Calls a child pipeline (Pattern 3 - Step 1.1 - Ingest - Generate Hive table Avro based on Oracle Table metadata) to create schemas and tables on Hive.
Calls a child pipeline for a table (Pattern 3 - Step 1.2 - Oracle to Hive No Sharding)
The Pipeline Execute controls the number of tables to be processed in parallel.
Sources: Oracle
Targets: HDFS, Hive, AVRO
Snaps used: Oracle, HDFS, Hive, JSON Generator
Community Patterns_DW_ DB to Hadoop DL.zip (11.6 KB)
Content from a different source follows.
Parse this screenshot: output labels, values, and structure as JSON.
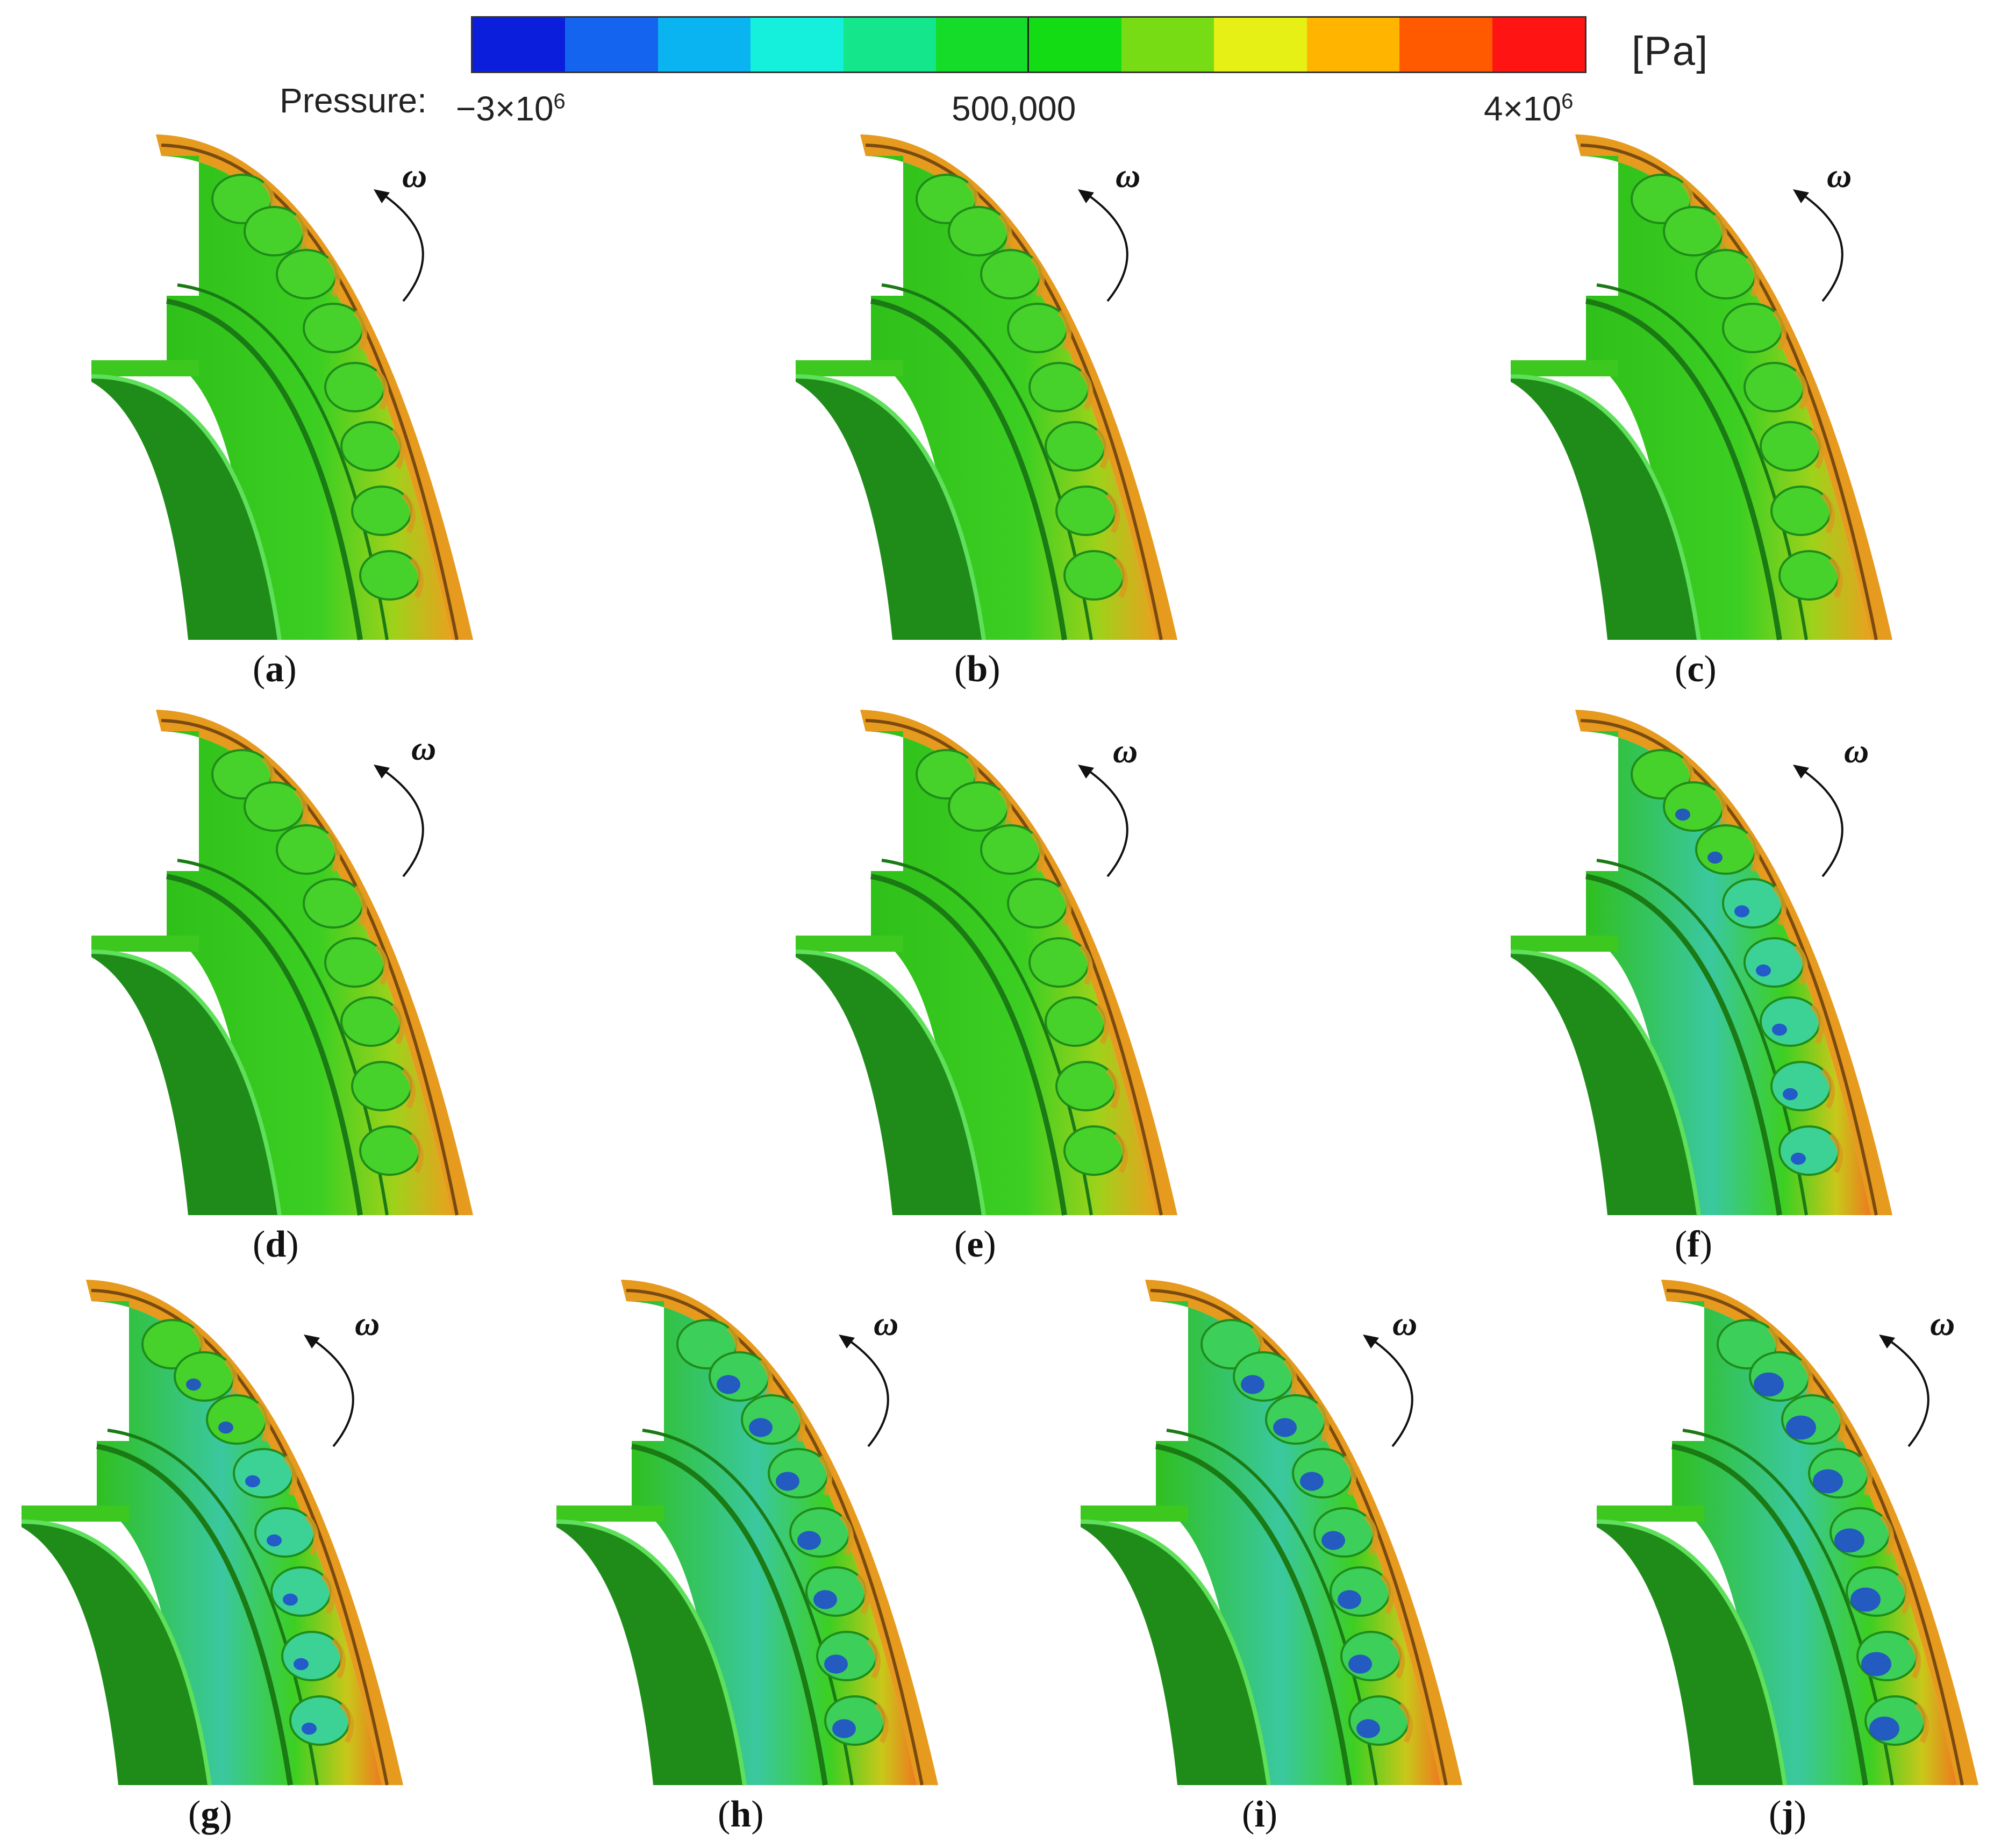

Pattern 3 - Step 1.0 - Oracle to Hive Parent_2018_08_24.slp (14.7 KB)
Pattern 3 - Step 1.1 - Ingest - Generate Hive table Avro based on Oracle Table metadata_2018_08_24.s... (22.0 KB)
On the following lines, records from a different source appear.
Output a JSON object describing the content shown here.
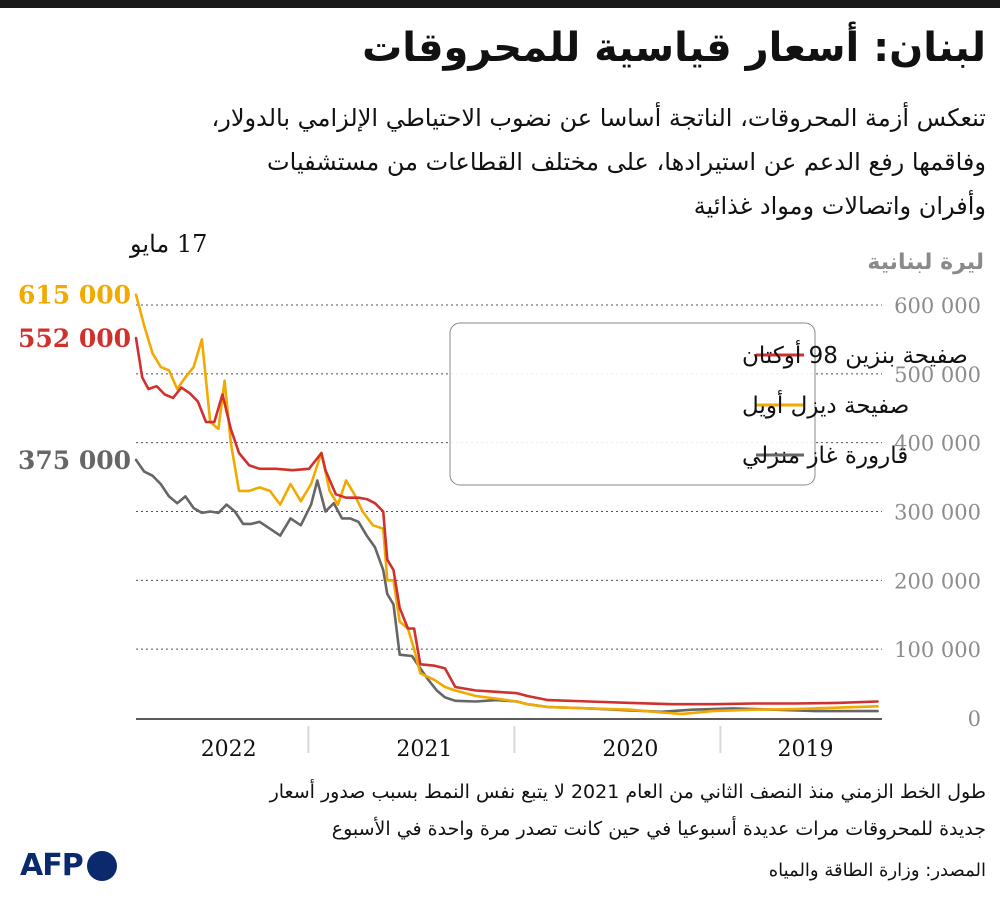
{
  "header": {
    "title": "لبنان: أسعار قياسية للمحروقات",
    "subtitle_lines": [
      "تنعكس أزمة المحروقات، الناتجة أساسا عن نضوب الاحتياطي الإلزامي بالدولار،",
      "وفاقمها رفع الدعم عن استيرادها، على مختلف القطاعات من مستشفيات",
      "وأفران واتصالات ومواد غذائية"
    ]
  },
  "footer": {
    "note_lines": [
      "طول الخط الزمني منذ النصف الثاني من العام 2021 لا يتبع نفس النمط بسبب صدور أسعار",
      "جديدة للمحروقات مرات عديدة أسبوعيا في حين كانت تصدر مرة واحدة في الأسبوع"
    ],
    "source": "المصدر: وزارة الطاقة والمياه",
    "logo_text": "AFP"
  },
  "chart_data": {
    "type": "line",
    "title": "لبنان: أسعار قياسية للمحروقات",
    "ylabel": "ليرة لبنانية",
    "ylim": [
      0,
      600000
    ],
    "y_ticks": [
      0,
      100000,
      200000,
      300000,
      400000,
      500000,
      600000
    ],
    "y_tick_labels": [
      "0",
      "100 000",
      "200 000",
      "300 000",
      "400 000",
      "500 000",
      "600 000"
    ],
    "x_axis_direction": "right-to-left (time runs from right to left)",
    "x_categories": [
      "2022",
      "2021",
      "2020",
      "2019"
    ],
    "x_category_spans": [
      [
        0,
        0.9
      ],
      [
        0.9,
        1.9
      ],
      [
        1.9,
        2.9
      ],
      [
        2.9,
        3.6
      ]
    ],
    "x_unit": "time position from the most recent date (left edge = 0) towards the past",
    "latest_date_label": "17 مايو",
    "grid": "horizontal dashed lines",
    "legend_position": "upper-middle, boxed",
    "series": [
      {
        "name": "صفيحة بنزين 98 أوكتان",
        "color": "#d0312d",
        "last_value": 552000,
        "last_value_label": "552 000",
        "points": [
          [
            0,
            552000
          ],
          [
            0.03,
            495000
          ],
          [
            0.06,
            478000
          ],
          [
            0.1,
            482000
          ],
          [
            0.14,
            470000
          ],
          [
            0.18,
            465000
          ],
          [
            0.22,
            480000
          ],
          [
            0.26,
            472000
          ],
          [
            0.3,
            460000
          ],
          [
            0.34,
            430000
          ],
          [
            0.38,
            430000
          ],
          [
            0.42,
            470000
          ],
          [
            0.46,
            420000
          ],
          [
            0.5,
            385000
          ],
          [
            0.55,
            367000
          ],
          [
            0.6,
            362000
          ],
          [
            0.68,
            362000
          ],
          [
            0.76,
            360000
          ],
          [
            0.84,
            362000
          ],
          [
            0.9,
            385000
          ],
          [
            0.92,
            360000
          ],
          [
            0.97,
            325000
          ],
          [
            1.02,
            320000
          ],
          [
            1.08,
            320000
          ],
          [
            1.12,
            318000
          ],
          [
            1.16,
            312000
          ],
          [
            1.2,
            300000
          ],
          [
            1.22,
            230000
          ],
          [
            1.25,
            215000
          ],
          [
            1.28,
            160000
          ],
          [
            1.32,
            130000
          ],
          [
            1.35,
            130000
          ],
          [
            1.38,
            78000
          ],
          [
            1.45,
            76000
          ],
          [
            1.5,
            72000
          ],
          [
            1.55,
            45000
          ],
          [
            1.65,
            40000
          ],
          [
            1.75,
            38000
          ],
          [
            1.85,
            36000
          ],
          [
            1.9,
            32000
          ],
          [
            2.0,
            26000
          ],
          [
            2.2,
            24000
          ],
          [
            2.4,
            22000
          ],
          [
            2.6,
            20000
          ],
          [
            2.8,
            20000
          ],
          [
            3.0,
            21000
          ],
          [
            3.2,
            21000
          ],
          [
            3.4,
            22000
          ],
          [
            3.6,
            24000
          ]
        ]
      },
      {
        "name": "صفيحة ديزل أويل",
        "color": "#f2a900",
        "last_value": 615000,
        "last_value_label": "615 000",
        "points": [
          [
            0,
            615000
          ],
          [
            0.04,
            570000
          ],
          [
            0.08,
            530000
          ],
          [
            0.12,
            510000
          ],
          [
            0.16,
            505000
          ],
          [
            0.2,
            478000
          ],
          [
            0.24,
            495000
          ],
          [
            0.28,
            510000
          ],
          [
            0.32,
            550000
          ],
          [
            0.36,
            430000
          ],
          [
            0.4,
            420000
          ],
          [
            0.43,
            490000
          ],
          [
            0.46,
            400000
          ],
          [
            0.5,
            330000
          ],
          [
            0.55,
            330000
          ],
          [
            0.6,
            335000
          ],
          [
            0.65,
            330000
          ],
          [
            0.7,
            310000
          ],
          [
            0.75,
            340000
          ],
          [
            0.8,
            315000
          ],
          [
            0.85,
            340000
          ],
          [
            0.9,
            385000
          ],
          [
            0.94,
            330000
          ],
          [
            0.98,
            310000
          ],
          [
            1.02,
            345000
          ],
          [
            1.06,
            325000
          ],
          [
            1.1,
            300000
          ],
          [
            1.15,
            280000
          ],
          [
            1.2,
            275000
          ],
          [
            1.22,
            200000
          ],
          [
            1.25,
            200000
          ],
          [
            1.28,
            140000
          ],
          [
            1.32,
            130000
          ],
          [
            1.35,
            100000
          ],
          [
            1.38,
            65000
          ],
          [
            1.45,
            55000
          ],
          [
            1.5,
            45000
          ],
          [
            1.55,
            40000
          ],
          [
            1.65,
            32000
          ],
          [
            1.75,
            28000
          ],
          [
            1.85,
            24000
          ],
          [
            1.9,
            20000
          ],
          [
            2.0,
            16000
          ],
          [
            2.2,
            14000
          ],
          [
            2.4,
            12000
          ],
          [
            2.55,
            8000
          ],
          [
            2.65,
            6000
          ],
          [
            2.8,
            10000
          ],
          [
            3.0,
            12000
          ],
          [
            3.2,
            13000
          ],
          [
            3.4,
            15000
          ],
          [
            3.6,
            17000
          ]
        ]
      },
      {
        "name": "قارورة غاز منزلي",
        "color": "#666666",
        "last_value": 375000,
        "last_value_label": "375 000",
        "points": [
          [
            0,
            375000
          ],
          [
            0.04,
            358000
          ],
          [
            0.08,
            352000
          ],
          [
            0.12,
            340000
          ],
          [
            0.16,
            322000
          ],
          [
            0.2,
            312000
          ],
          [
            0.24,
            322000
          ],
          [
            0.28,
            305000
          ],
          [
            0.32,
            298000
          ],
          [
            0.36,
            300000
          ],
          [
            0.4,
            298000
          ],
          [
            0.44,
            310000
          ],
          [
            0.48,
            300000
          ],
          [
            0.52,
            282000
          ],
          [
            0.56,
            282000
          ],
          [
            0.6,
            285000
          ],
          [
            0.65,
            275000
          ],
          [
            0.7,
            265000
          ],
          [
            0.75,
            290000
          ],
          [
            0.8,
            280000
          ],
          [
            0.85,
            310000
          ],
          [
            0.88,
            345000
          ],
          [
            0.92,
            300000
          ],
          [
            0.96,
            312000
          ],
          [
            1.0,
            290000
          ],
          [
            1.04,
            290000
          ],
          [
            1.08,
            285000
          ],
          [
            1.12,
            265000
          ],
          [
            1.16,
            248000
          ],
          [
            1.2,
            215000
          ],
          [
            1.22,
            180000
          ],
          [
            1.25,
            165000
          ],
          [
            1.28,
            92000
          ],
          [
            1.34,
            90000
          ],
          [
            1.38,
            72000
          ],
          [
            1.42,
            55000
          ],
          [
            1.46,
            40000
          ],
          [
            1.5,
            30000
          ],
          [
            1.55,
            25000
          ],
          [
            1.65,
            24000
          ],
          [
            1.75,
            26000
          ],
          [
            1.85,
            24000
          ],
          [
            1.9,
            20000
          ],
          [
            2.0,
            16000
          ],
          [
            2.2,
            14000
          ],
          [
            2.4,
            11000
          ],
          [
            2.55,
            9000
          ],
          [
            2.7,
            12000
          ],
          [
            2.9,
            14000
          ],
          [
            3.1,
            12000
          ],
          [
            3.3,
            10000
          ],
          [
            3.6,
            10000
          ]
        ]
      }
    ]
  }
}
Pattern 3 - Step 1.2 - Oracle to Hive No Sharding_2018_08_24.slp (15.3 KB)
Pattern 3 - Step 1.2.1 Oracle to Hive - process a shard_2018_08_24.slp (9.8 KB)
Pattern - Core - Query Hive Table Metadata_2018_08_24.slp (5.1 KB)
Pattern 3 - Core - Write schema to HDFS_2018_08_24.slp (8.4 KB)
06-02-2020 07:08 AM
Hi Prasad Kona, this is a great pattern.
To me this is the initial set up to get all your data (on the run time) into your target environment.
Now, how would you ensure that your data gets constantly updated (missing records added, data altered in Oracle DB etc.)
This is the part I am struggling with, keep the data sync from Oracle to Hadoop.
Thanks,
06-02-2020 07:42 AM
Prasad is no longer in this community. Perhaps someone else who has used this pattern can provide further insight.